Bar none: Two Az women fight to help lawyers in military families
Born and raised in Arizona, fresh out of law school and married, Rachel Winkler said she didn't worry at first about the rigors of having a spouse in the military.
Until her married life crossed paths with her life as a lawyer.
Passing the bar is tough enough, but lawyers in military families have to face the exam – and the associated fees – every two to three years when the family is relocated.
“It was kind of like, ‘Oh my God, I’m not going to be able to make my career work,’” Winkler said of the sudden realization that military life and law might be a difficult mix.
“How do you find that happy medium when you’re facing these pretty daunting licensing challenges everywhere you go?” she asked.
She found it with Mary Reding, a former Tucson resident and lawyer who also has a husband in the military. Together, the two women are the driving force behind the Military Spouse JD Network, a national association that works to find solutions to the challenges of lawyers who happen to have military spouses.
Founded by Reding three years ago, the network now has nearly 900 members. One of its first successes was in Arizona, where Reding got the state bar association and Supreme Court last year to change the rule on bar admission for military spouses.
Under the revised Rule 38(i), a lawyer with a military spouse could practice law temporarily in Arizona if he or she had already passed the bar in another jurisdiction.
“These people that are serving the country and have no control over where they go, their spouses should have an exception to the rule,” said Rick Erickson, a partner in the Phoenix law firm Snell & Wilmer. He called the new rule “certainly a worthy cause” that “makes a lot of sense.”
Arizona was the second state to adopt such a rule, behind Idaho. Since then, four other states have made the change and 18 more are considering such a proposal.
It’s not a small thing: Reding said “military spouses who are also attorneys face significant issues when they move from state to state.”
“We have to take a new bar exam every two to three years when we move to a new jurisdiction,” she said.
Winkler said a bar exam costs “2 (thousand) or $3,000 a pop.” Not to mention “six months of studying, maybe six months of … waiting for your application to process.
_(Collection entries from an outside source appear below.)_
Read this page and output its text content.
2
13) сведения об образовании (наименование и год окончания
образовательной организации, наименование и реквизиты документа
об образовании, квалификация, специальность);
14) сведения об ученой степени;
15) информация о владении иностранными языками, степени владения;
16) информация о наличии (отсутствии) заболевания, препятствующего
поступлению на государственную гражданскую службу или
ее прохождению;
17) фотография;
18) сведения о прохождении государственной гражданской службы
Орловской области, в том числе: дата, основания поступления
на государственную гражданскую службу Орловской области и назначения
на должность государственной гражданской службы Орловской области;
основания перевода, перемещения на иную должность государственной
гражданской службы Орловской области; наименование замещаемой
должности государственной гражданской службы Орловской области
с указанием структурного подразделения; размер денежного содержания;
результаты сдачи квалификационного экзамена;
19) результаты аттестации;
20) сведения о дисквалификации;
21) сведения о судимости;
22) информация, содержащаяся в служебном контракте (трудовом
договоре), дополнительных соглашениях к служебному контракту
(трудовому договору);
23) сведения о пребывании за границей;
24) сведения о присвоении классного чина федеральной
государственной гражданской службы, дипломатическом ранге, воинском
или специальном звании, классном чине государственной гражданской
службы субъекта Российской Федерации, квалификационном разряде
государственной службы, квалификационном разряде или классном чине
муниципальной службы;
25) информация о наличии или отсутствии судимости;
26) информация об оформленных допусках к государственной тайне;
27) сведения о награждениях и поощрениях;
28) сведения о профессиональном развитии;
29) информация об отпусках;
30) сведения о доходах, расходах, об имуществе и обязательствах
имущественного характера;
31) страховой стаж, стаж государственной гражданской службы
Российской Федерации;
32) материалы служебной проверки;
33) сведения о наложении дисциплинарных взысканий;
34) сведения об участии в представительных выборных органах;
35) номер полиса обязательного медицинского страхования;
And so you lose that time for work.”
When her husband was transferred to Georgia, Winkler stayed behind to take – and pass – the bar exam in Arizona. She took that law license to Washington, D.C., and spent two years shuttling from there to Fort Bragg, N.C., where her husband was stationed next.
She said as a lawyer “it didn’t make sense for me to move” since there was no guarantee her husband would not be relocated again.
“Luckily, I really like my husband,” Winkler said with a laugh. “I made a choice not to live with my spouse for three years … we don’t have children, that was something we could do to make it work.”
But Winkler said living apart from your spouse for years at a time “doesn’t work for everyone and not everyone’s willing to sacrifice that time to make it work.”
Getting a change was not easy, however.
Ward Parker, unauthorized practice of law and special services counsel for the state bar, said Arizona opposed Rule 38(i) at first because “it lacked adequate protection to the public.”
But after Idaho adopted the change in April 2012, Arizona “pretty much adopted the language” of the Idaho rule. The Arizona Supreme Court approved Rule 38(i) in 2012 and it took effect last year.
“It’s fantastic,” Reding said. “We’re really thankful for all the support.”
Rep. Ron Barber, D-Tucson, called Rule 38(i) “the right thing, obviously, because we should be supporting our military families in every way we can.”
Barber said he hopes Reding and Winkler’s work in Arizona will be followed in every state and territory in the nation.
“They really need to be commended for being pioneers, and especially that they’re from Arizona,” Barber said. “I’m really proud of them.”
Reding and Winkler – now president and vice president, respectively, of the network – have expanded their focus from asking for change to creating change-makers: The network is now training members to run for elected office.
“We want them to know that they, too, can seek positions of influence,” Reding said at a training forum in Washington, D.C., this month. “Those positions are so important for the local communities to know about our military lifestyle.”